Application of Passive Cooling Management solution in Medical Electronic Equipment

    From imaging equipment to surgical instruments, and then to automatic immunity, the powerful medical technology of the 21st century is impressive, largely due to the improved computing power of microprocessors. However, for thermal engineers, these advancements have also come at a corresponding cost. The higher the power of the device, the greater its heat generation, and overall, it also needs to dissipate heat in smaller and smaller spaces (due to the smaller size of the device). With the increasing demand for precision and reliability of medical equipment, thermal control has become more important.

    Another challenge arises from the fact that medical devices have certain special requirements due to their involvement in high risks. For example, due to the intimate relationship between certain materials and the human body, some commonly used materials in heat dissipation solutions (such as copper) cannot be used in many medical applications. Some medical applications may compress the space used for cooling solutions to almost disappear due to the need for precision. All these factors related to precision, reliability, size limitations, and strict material selection make medical heat dissipation engineering design a highly challenging task for designers. Heat transfer design engineers must make a trade-off between efficiency, size, and cost, and increasingly between heat dissipation performance and low noise.

   Thermal engineers are increasingly turning to passive heat transfer devices (such as heat pipes) to address these challenges. Because the working fluid inside the heat transfer tube exists in two forms: liquid and water vapor, the heat transfer tube is a two-phase cooling device. The transformation of working fluid from liquid to water vapor enables the transfer of heat. The working fluid inside the heat transfer tube undergoes a continuous cycle of evaporation, heat transfer, condensation, and the condensed working fluid is sent back to the evaporation zone. There will be no transmission component failure during this work process. The constantly advancing capillary structure technology helps to ensure that the cooled and condensed working fluid can resist gravity, effectively and reliably sending it back to the heat input section of the heat transfer tube. This allows the heat transfer tube to work in different orientations. In cases where there is more design freedom, designers can even use flexible thermal pipes.

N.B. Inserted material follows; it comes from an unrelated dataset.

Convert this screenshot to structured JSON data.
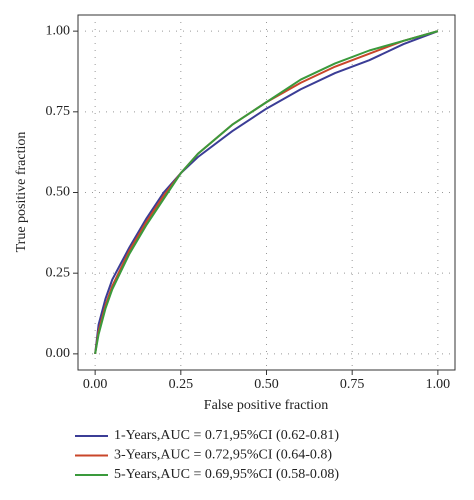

    Another commonly used cooling solution is the heat sink. The heat sink can work in forced or natural convection mode. However, regardless of which approach is adopted, it means making a trade-off. If the airflow used for cooling is increased, it means that the number of fins or the area of fins can be reduced. However, the larger the airflow generated by the fan, the greater the noise it produces; If the airflow generated by the fan is small, the fan operates quieter and can be smaller in size, but this also means that the heat sink must have more or larger fins. Therefore, it is not easy to make the thermal components both smaller and quieter within the same device.

   A simpler cooling solution is to use passive heat dissipation technology, combining heat sinks with embedded steam chambers (essentially adjusting a heat transfer tube to a flat state to become a flat heat transfer tube), or using heat sinks with surface integrated heat transfer tubes. Both of these schemes can achieve rapid and uniform heat transfer by evaporating the working liquid in the embedded heat transfer tube or vapor chamber. Water vapor carries heat evenly through the entire surface of the bottom plate and fins of the heat sink, avoiding the occurrence of hotspots. Because the heat sink is isothermal, the flowing air passing through the heat sink carries away the most heat.

    In the development process of medical equipment, passive thermal  management is clearly a major factor in helping to ensure the accuracy and advanced functionality of current medical equipment, and can further enhance these capabilities. Passive cooling management solutions have valuable advantages in saving space, reducing weight, and reducing maintenance costs. Compared to cooling systems that rely on pumped liquids, passive cooling solutions have less impact on the environment. The improvement in the functionality and computing power of electronic devices has been generating more heat that needs to be dissipated, and the miniaturization of medical devices is gradually reducing the space for deploying heat management devices. Innovative cooling  technologies play an important role in the future development of medical devices.